Capabilities include real-time performance metrics, capacity forecasting, anomaly detection, root-cause analysis, and automated remediation using policy-driven actions mirrored in solutions from Ansible, Puppet, and Chef. The product provides dashboards, customizable views, alerting, and recommendation engines analogous to features in Prometheus and Grafana ecosystems. It supports monitoring for virtual machines, hosts, clusters, datastores, and containers managed by Kubernetes, OpenShift, and Tanzu Kubernetes Grid, and extends visibility into storage arrays from vendors like Dell EMC, NetApp, and Hewlett Packard Enterprise as well as networking telemetry from Cisco and Arista Networks.
Deployment typically uses OVF/OVA appliances compatible with VMware ESXi managed by vCenter Server and can be automated using tools such as VMware vRealize Automation, Terraform, and PowerCLI. Configuration workflows include adapter registration, credential management, and policy definition, often coordinated with operations platforms like Red Hat Satellite or SUSE Manager in enterprise environments. For cloud-native deployments, integration with VMware Cloud Director and VMware Cloud on AWS allows hybrid operational baselines and template-driven provisioning aligning with practices common to HashiCorp Consul and HashiCorp Vault.
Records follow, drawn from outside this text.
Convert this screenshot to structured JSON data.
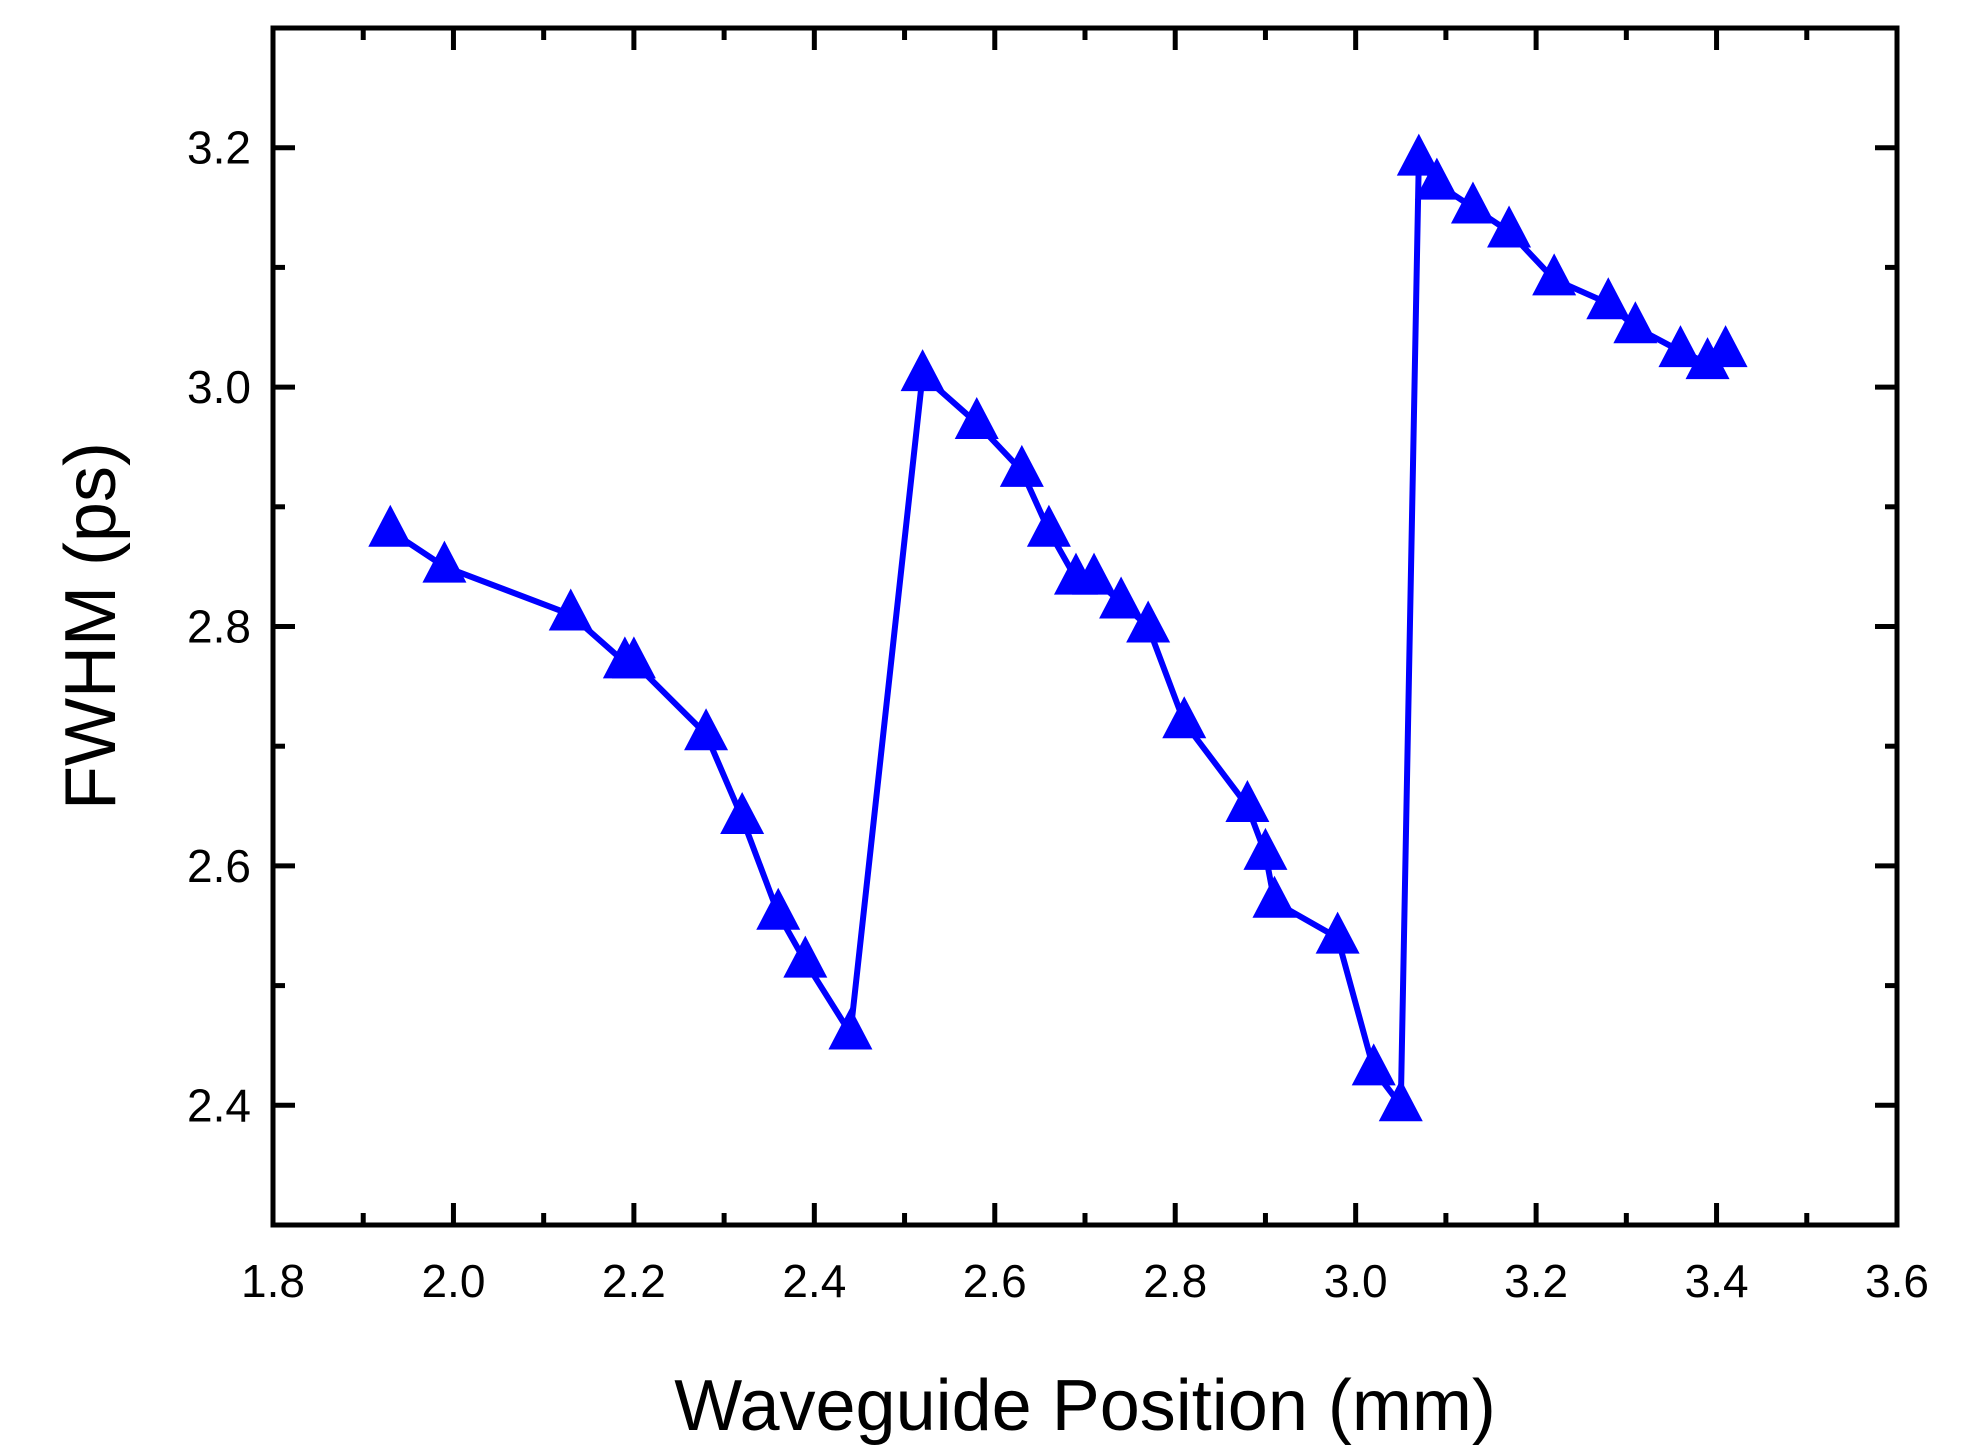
{
  "chart_data": {
    "type": "line",
    "title": "",
    "xlabel": "Waveguide  Position (mm)",
    "ylabel": "FWHM (ps)",
    "xlim": [
      1.8,
      3.6
    ],
    "ylim": [
      2.3,
      3.3
    ],
    "x_ticks": [
      1.8,
      2.0,
      2.2,
      2.4,
      2.6,
      2.8,
      3.0,
      3.2,
      3.4,
      3.6
    ],
    "x_tick_labels": [
      "1.8",
      "2.0",
      "2.2",
      "2.4",
      "2.6",
      "2.8",
      "3.0",
      "3.2",
      "3.4",
      "3.6"
    ],
    "x_minor_ticks": [
      1.9,
      2.1,
      2.3,
      2.5,
      2.7,
      2.9,
      3.1,
      3.3,
      3.5
    ],
    "y_ticks": [
      2.4,
      2.6,
      2.8,
      3.0,
      3.2
    ],
    "y_tick_labels": [
      "2.4",
      "2.6",
      "2.8",
      "3.0",
      "3.2"
    ],
    "y_minor_ticks": [
      2.3,
      2.5,
      2.7,
      2.9,
      3.1,
      3.3
    ],
    "grid": false,
    "series": [
      {
        "name": "FWHM",
        "color": "#0000ff",
        "marker": "triangle-up",
        "x": [
          1.93,
          1.99,
          2.13,
          2.19,
          2.2,
          2.28,
          2.32,
          2.36,
          2.39,
          2.44,
          2.52,
          2.58,
          2.63,
          2.66,
          2.69,
          2.71,
          2.74,
          2.77,
          2.81,
          2.88,
          2.9,
          2.91,
          2.98,
          3.02,
          3.05,
          3.07,
          3.09,
          3.13,
          3.17,
          3.22,
          3.28,
          3.31,
          3.36,
          3.39,
          3.41
        ],
        "y": [
          2.88,
          2.85,
          2.81,
          2.77,
          2.77,
          2.71,
          2.64,
          2.56,
          2.52,
          2.46,
          3.01,
          2.97,
          2.93,
          2.88,
          2.84,
          2.84,
          2.82,
          2.8,
          2.72,
          2.65,
          2.61,
          2.57,
          2.54,
          2.43,
          2.4,
          3.19,
          3.17,
          3.15,
          3.13,
          3.09,
          3.07,
          3.05,
          3.03,
          3.02,
          3.03
        ]
      }
    ]
  }
}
Licensing models are offered under commercial subscription and perpetual schemes comparable to licensing approaches by Microsoft Corporation and Oracle Corporation, with editions tailored for small deployments up to enterprise clusters. Editions may include Standard, Advanced, and Enterprise feature sets paralleling tiering strategies seen in SAP SE and Salesforce product lines, and licensing considerations often factor in processor, socket, or VM-based metric counts similar to VMware vSphere licensing metrics.
The ecosystem includes adapters and management packs for third-party systems such as Microsoft SQL Server, Oracle Database, SAP HANA, MongoDB, and middleware like Apache Kafka and RabbitMQ. Integrations with ITSM and incident management platforms such as ServiceNow, BMC Remedy, and Atlassian Jira enable operational workflows, while DevOps toolchain connectivity to Jenkins, GitLab, and Azure DevOps supports automation. The product participates in partner integrations with hardware and software vendors including Cisco Systems, Dell Technologies, Hewlett Packard Enterprise, NetApp, NVIDIA, and F5 Networks.
Administrative tasks encompass backups, upgrades, certificate management, patching, and capacity scaling, following best practices drawn from operational guidance by The Open Group and standards from ISO/IEC frameworks. Maintenance frequently involves coordination with teams using VMware Lifecycle Manager, automated patching via yum or apt, and observability correlation with Splunk, Elastic Stack, and Prometheus for deeper log and metric analysis. Role-based administration, audit logging, and compliance reporting support enterprise governance frameworks used by organizations such as NASA, Bank of America, and Home Depot.